'No free lunch' with Office on Windows RT for business, says analyst

18.10.2012

"This isn't new," said Miller. "[Office] Home & Student has always had these limitations. The issue arises because it is integrated into Windows RT, and consumers could unwittingly buy a device with Windows RT thinking 'I have Office,' do commercial work on it, and then fail to be within the license guidelines."

Daryl Ullman, the co-founder and managing director of the Emerset Consulting Group, which helps companies negotiate software licensing deals, echoed Miller.

"No, this isn't a surprise.
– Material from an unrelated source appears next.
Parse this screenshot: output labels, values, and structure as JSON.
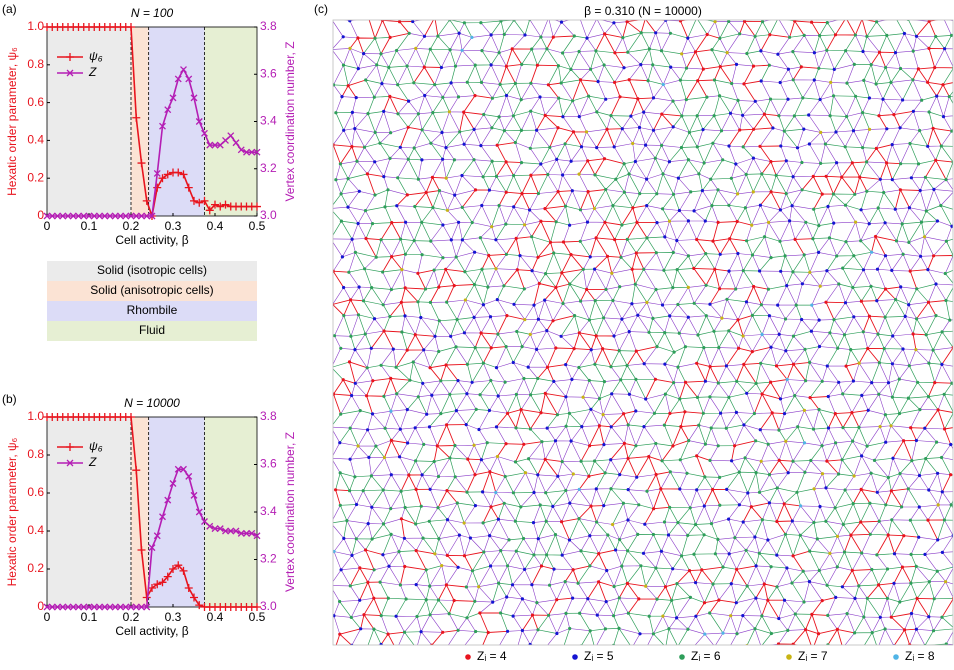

Microsoft has the same rules, although they're named differently, for an Office OEM license," said Ullman in a Wednesday interview, referring to copies of Office that are factory-installed on new PCs. "If Office is pre-installed on a device, [its license] is not sufficient for use in a business."
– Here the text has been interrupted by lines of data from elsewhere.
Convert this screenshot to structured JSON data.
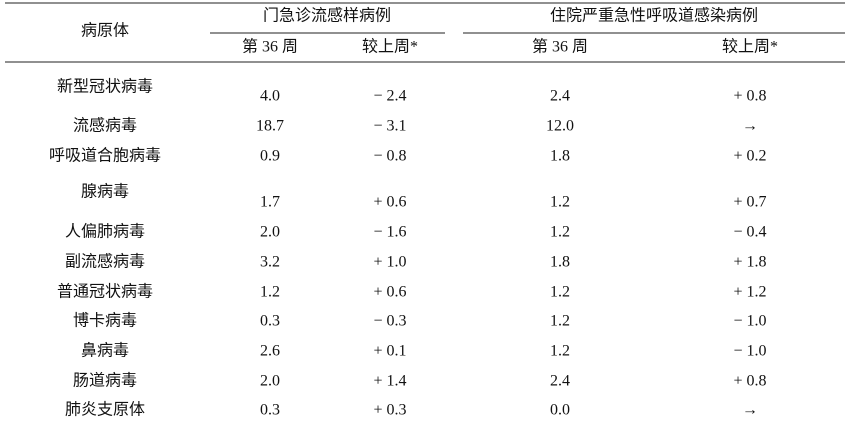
{
  "table": {
    "header": {
      "pathogen": "病原体",
      "groups": [
        "门急诊流感样病例",
        "住院严重急性呼吸道感染病例"
      ],
      "subheaders": [
        "第 36 周",
        "较上周*",
        "第 36 周",
        "较上周*"
      ]
    },
    "rows": [
      [
        "新型冠状病毒",
        "4.0",
        "− 2.4",
        "2.4",
        "+ 0.8"
      ],
      [
        "流感病毒",
        "18.7",
        "− 3.1",
        "12.0",
        "→"
      ],
      [
        "呼吸道合胞病毒",
        "0.9",
        "− 0.8",
        "1.8",
        "+ 0.2"
      ],
      [
        "腺病毒",
        "1.7",
        "+ 0.6",
        "1.2",
        "+ 0.7"
      ],
      [
        "人偏肺病毒",
        "2.0",
        "− 1.6",
        "1.2",
        "− 0.4"
      ],
      [
        "副流感病毒",
        "3.2",
        "+ 1.0",
        "1.8",
        "+ 1.8"
      ],
      [
        "普通冠状病毒",
        "1.2",
        "+ 0.6",
        "1.2",
        "+ 1.2"
      ],
      [
        "博卡病毒",
        "0.3",
        "− 0.3",
        "1.2",
        "− 1.0"
      ],
      [
        "鼻病毒",
        "2.6",
        "+ 0.1",
        "1.2",
        "− 1.0"
      ],
      [
        "肠道病毒",
        "2.0",
        "+ 1.4",
        "2.4",
        "+ 0.8"
      ],
      [
        "肺炎支原体",
        "0.3",
        "+ 0.3",
        "0.0",
        "→"
      ]
    ]
  }
}
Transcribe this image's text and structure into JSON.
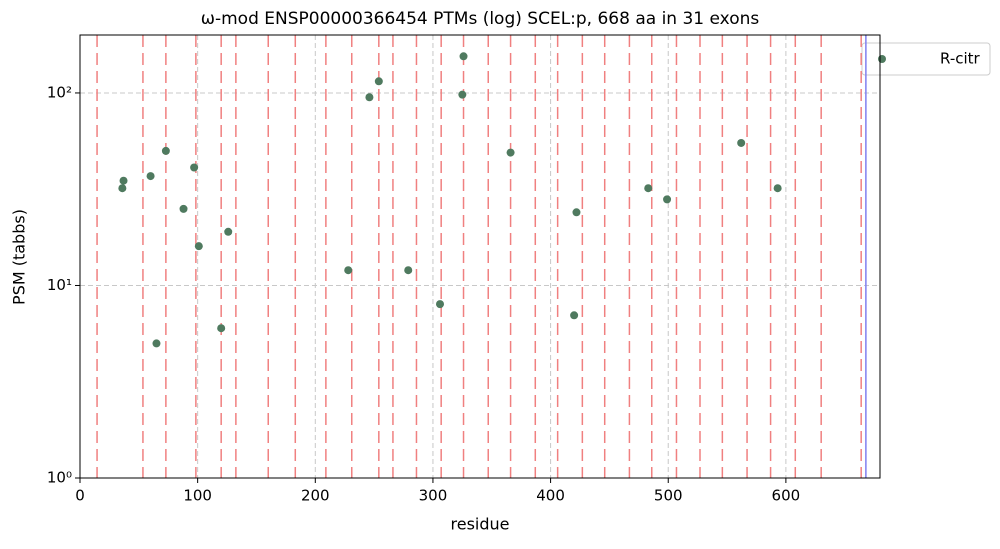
{
  "chart_data": {
    "type": "scatter",
    "title": "ω-mod ENSP00000366454 PTMs (log) SCEL:p, 668 aa in 31 exons",
    "xlabel": "residue",
    "ylabel": "PSM (tabbs)",
    "log_y": true,
    "grid": true,
    "legend": "outside upper right",
    "xlim": [
      0,
      680
    ],
    "xticks": [
      0,
      100,
      200,
      300,
      400,
      500,
      600
    ],
    "ylim": [
      1,
      200
    ],
    "yticks": [
      {
        "value": 1,
        "label": "10⁰"
      },
      {
        "value": 10,
        "label": "10¹"
      },
      {
        "value": 100,
        "label": "10²"
      }
    ],
    "exon_boundaries": [
      14.5,
      53.5,
      73,
      98.5,
      120,
      132.5,
      160,
      183,
      209,
      231,
      254,
      266,
      286,
      307,
      326,
      347,
      366,
      387,
      406,
      427,
      446,
      467,
      486,
      507,
      527,
      546,
      567,
      587,
      608,
      630,
      664
    ],
    "boundary_color": "#f08080",
    "protein_length": 668,
    "protein_length_color": "#8080f0",
    "series": [
      {
        "name": "R-citr",
        "color": "#4f7a5f",
        "x": [
          36,
          37,
          60,
          65,
          73,
          88,
          97,
          101,
          120,
          126,
          228,
          246,
          254,
          279,
          306,
          325,
          326,
          366,
          420,
          422,
          483,
          499,
          562,
          593
        ],
        "values": [
          32,
          35,
          37,
          5,
          50,
          25,
          41,
          16,
          6,
          19,
          12,
          95,
          115,
          12,
          8,
          98,
          155,
          49,
          7,
          24,
          32,
          28,
          55,
          32
        ]
      }
    ]
  }
}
Microsoft has been making what Ullman called a "very subtle but very meaningful shift" in their licensing policies, edging away from the desktop PC as the center around which licenses revolve, and toward a more inclusive definition that stresses "devices" instead.
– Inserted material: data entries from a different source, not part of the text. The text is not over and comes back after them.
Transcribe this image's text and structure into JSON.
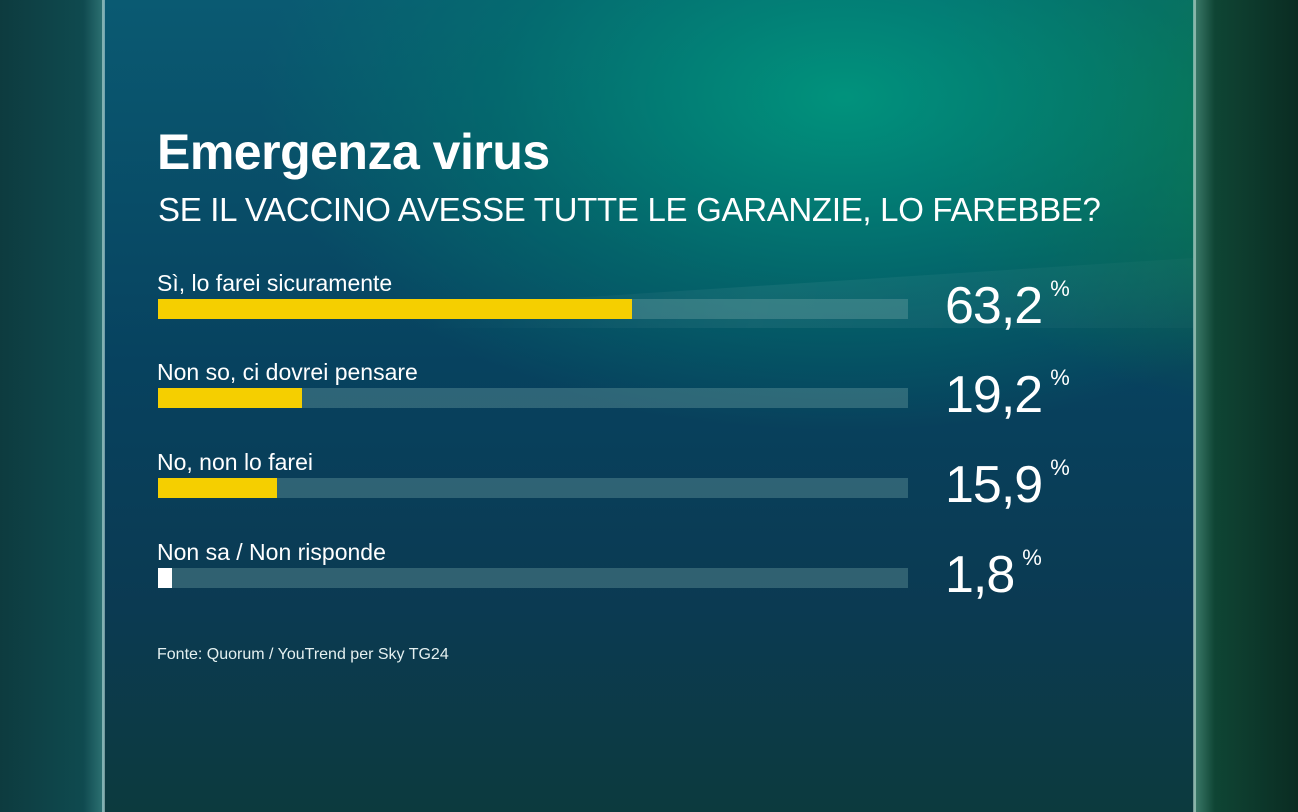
{
  "chart_data": {
    "type": "bar",
    "title": "Emergenza virus",
    "subtitle": "SE IL VACCINO AVESSE TUTTE LE GARANZIE, LO FAREBBE?",
    "categories": [
      "Sì, lo farei sicuramente",
      "Non so, ci dovrei pensare",
      "No, non lo farei",
      "Non sa / Non risponde"
    ],
    "values": [
      63.2,
      19.2,
      15.9,
      1.8
    ],
    "value_labels": [
      "63,2",
      "19,2",
      "15,9",
      "1,8"
    ],
    "unit": "%",
    "xlim": [
      0,
      100
    ],
    "bar_colors": [
      "#f5cf00",
      "#f5cf00",
      "#f5cf00",
      "#ffffff"
    ],
    "orientation": "horizontal",
    "source": "Fonte: Quorum / YouTrend per Sky TG24"
  }
}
"Every device, whether it's a mobile [phone], tablet, desktop, notebook, are now required to be counted in the overall volume licenses [that a company pays for]," said Ullman. That's been driven by, among other factors, the "bring-your-own-device" (BYOD) movement to incorporate employee-owned hardware into businesses, as well as the growth in smartphones and tablets, and a corresponding slump in traditional PC sales.